ESXi 6.7 Update 3 running on an HPE DL380 Gen10 server

Server has 2 sockets with 16 cores per socket. In BIOS, node interleaving is disabled and sub-numa clustering is enabled per best practice

With sub-numa clustering enabled, there are 4 NUMA nodes, this has been verified in ESXTOP as shown below

pastedImage_6.png

The server has 512GB of RAM so each NUMA node is given 16 cores and about 130GB of RAM. You might think that each NUMA node would get just 8 cores (32 cores total/4 NUMA nodes) but that is not the case. I have verified that each NUMA node has 16 cores using: esxcli hardware cpu list | grep Node

I do not have any VMs that would exceed a single NUMA node memory limit of 130GB. Also, the largest VMs has only 8 vCPUs. For this reason, every one of my VMs is configured with 1 socket. I then vary the number of cores per socket to get the amount of vCPU. For example, for a VM that needs 8 CPUs, it is configured with 1 socket and 8 cores per socket.
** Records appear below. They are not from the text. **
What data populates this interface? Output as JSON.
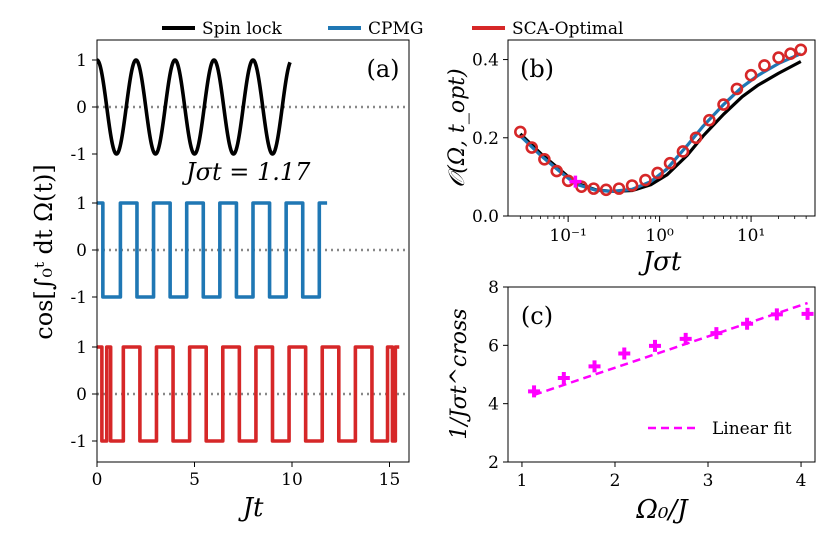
{
  "legend": {
    "items": [
      {
        "label": "Spin lock",
        "color": "#000000"
      },
      {
        "label": "CPMG",
        "color": "#1f77b4"
      },
      {
        "label": "SCA-Optimal",
        "color": "#d62728"
      }
    ]
  },
  "chart_data": [
    {
      "panel": "(a)",
      "type": "line",
      "xlabel": "Jt",
      "ylabel": "cos[∫₀ᵗ dt Ω(t)]",
      "annotation": "Jσt = 1.17",
      "xlim": [
        0,
        16
      ],
      "xticks": [
        "0",
        "5",
        "10",
        "15"
      ],
      "ytick_labels": [
        "1",
        "0",
        "-1",
        "1",
        "0",
        "-1",
        "1",
        "0",
        "-1"
      ],
      "series": [
        {
          "name": "Spin lock",
          "kind": "cosine",
          "frequency": 0.5,
          "x_end": 9.9,
          "offset": 0
        },
        {
          "name": "CPMG",
          "kind": "square",
          "switch_times": [
            0.3,
            1.2,
            2.05,
            2.9,
            3.75,
            4.6,
            5.45,
            6.3,
            7.15,
            8.0,
            8.85,
            9.7,
            10.55,
            11.4
          ],
          "x_end": 11.8,
          "offset": -1
        },
        {
          "name": "SCA-Optimal",
          "kind": "square",
          "switch_times": [
            0.25,
            0.5,
            0.7,
            1.35,
            2.2,
            3.05,
            3.9,
            4.75,
            5.6,
            6.45,
            7.3,
            8.15,
            9.0,
            9.85,
            10.7,
            11.55,
            12.4,
            13.25,
            14.1,
            14.9,
            15.15,
            15.3
          ],
          "x_end": 15.5,
          "offset": -2
        }
      ]
    },
    {
      "panel": "(b)",
      "type": "line",
      "xlabel": "Jσt",
      "ylabel": "𝒪(Ω, t_opt)",
      "xscale": "log",
      "xlim": [
        0.022,
        50
      ],
      "ylim": [
        0,
        0.45
      ],
      "xtick_labels": [
        "10⁻¹",
        "10⁰",
        "10¹"
      ],
      "yticks": [
        "0.0",
        "0.2",
        "0.4"
      ],
      "series": [
        {
          "name": "Spin lock",
          "x": [
            0.03,
            0.05,
            0.08,
            0.12,
            0.2,
            0.3,
            0.5,
            0.8,
            1.2,
            2,
            3,
            5,
            8,
            12,
            20,
            35
          ],
          "y": [
            0.21,
            0.16,
            0.12,
            0.085,
            0.067,
            0.063,
            0.065,
            0.08,
            0.105,
            0.155,
            0.205,
            0.26,
            0.305,
            0.335,
            0.365,
            0.395
          ]
        },
        {
          "name": "CPMG",
          "x": [
            0.03,
            0.05,
            0.08,
            0.12,
            0.2,
            0.3,
            0.5,
            0.8,
            1.2,
            2,
            3,
            5,
            8,
            12,
            20,
            35
          ],
          "y": [
            0.205,
            0.155,
            0.115,
            0.082,
            0.066,
            0.063,
            0.068,
            0.088,
            0.12,
            0.18,
            0.23,
            0.285,
            0.33,
            0.36,
            0.39,
            0.415
          ]
        },
        {
          "name": "SCA-Optimal",
          "x": [
            0.03,
            0.04,
            0.055,
            0.075,
            0.1,
            0.14,
            0.19,
            0.26,
            0.36,
            0.5,
            0.7,
            0.95,
            1.3,
            1.8,
            2.5,
            3.5,
            5,
            7,
            10,
            14,
            20,
            27,
            35
          ],
          "y": [
            0.215,
            0.175,
            0.145,
            0.115,
            0.09,
            0.075,
            0.07,
            0.067,
            0.07,
            0.078,
            0.092,
            0.11,
            0.135,
            0.165,
            0.2,
            0.245,
            0.285,
            0.325,
            0.36,
            0.385,
            0.405,
            0.415,
            0.425
          ]
        }
      ],
      "highlight_marker": {
        "x": 0.12,
        "y": 0.088,
        "color": "#ff00ff"
      }
    },
    {
      "panel": "(c)",
      "type": "scatter",
      "xlabel": "Ω₀/J",
      "ylabel": "1/Jσt^cross",
      "xlim": [
        0.85,
        4.15
      ],
      "ylim": [
        2,
        8
      ],
      "xticks": [
        "1",
        "2",
        "3",
        "4"
      ],
      "yticks": [
        "2",
        "4",
        "6",
        "8"
      ],
      "points": {
        "x": [
          1.13,
          1.45,
          1.78,
          2.1,
          2.43,
          2.76,
          3.09,
          3.42,
          3.74,
          4.07
        ],
        "y": [
          4.42,
          4.88,
          5.28,
          5.72,
          5.98,
          6.22,
          6.42,
          6.74,
          7.06,
          7.08
        ]
      },
      "fit": {
        "label": "Linear fit",
        "x": [
          1.13,
          4.07
        ],
        "y": [
          4.3,
          7.45
        ]
      }
    }
  ]
}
Every VM should fit in a single NUMA node which means that none of them should be using remote memory from another NUMA node. I gleaned a lot of this information from just a few articles

vSphere Design for NUMA Architecture and Alignment - | Exit | the | Fast | Lane |

https://www.altaro.com/vmware/vsphere-misconfigurations/

Virtual Machine vCPU and vNUMA Rightsizing - Rules of Thumb - VMware VROOM! Blog - VMware Blogs

When I look at ESXTOP, memory page, and enable NUMA stats I am still seeing several VMs that are using a lot of remote memory. I see other VMs that are using mostly local memory and then for a period of time start using a lot of remote memory. Here is a screenshot from ESXTOP. I have a Windows print server (Printserv below) with 1 socket, 8 cores per socket, and 12GB of RAM. This should all fit within a single NUMA node and use local memory. In this screenshot it is using a very small amount of local memory and huge compliment of remote memory. Camera3 is in the same situation. Any idea why? Can this happen if the VM is over provisioned (given too much RAM or vCPUs)?

pastedImage_1.png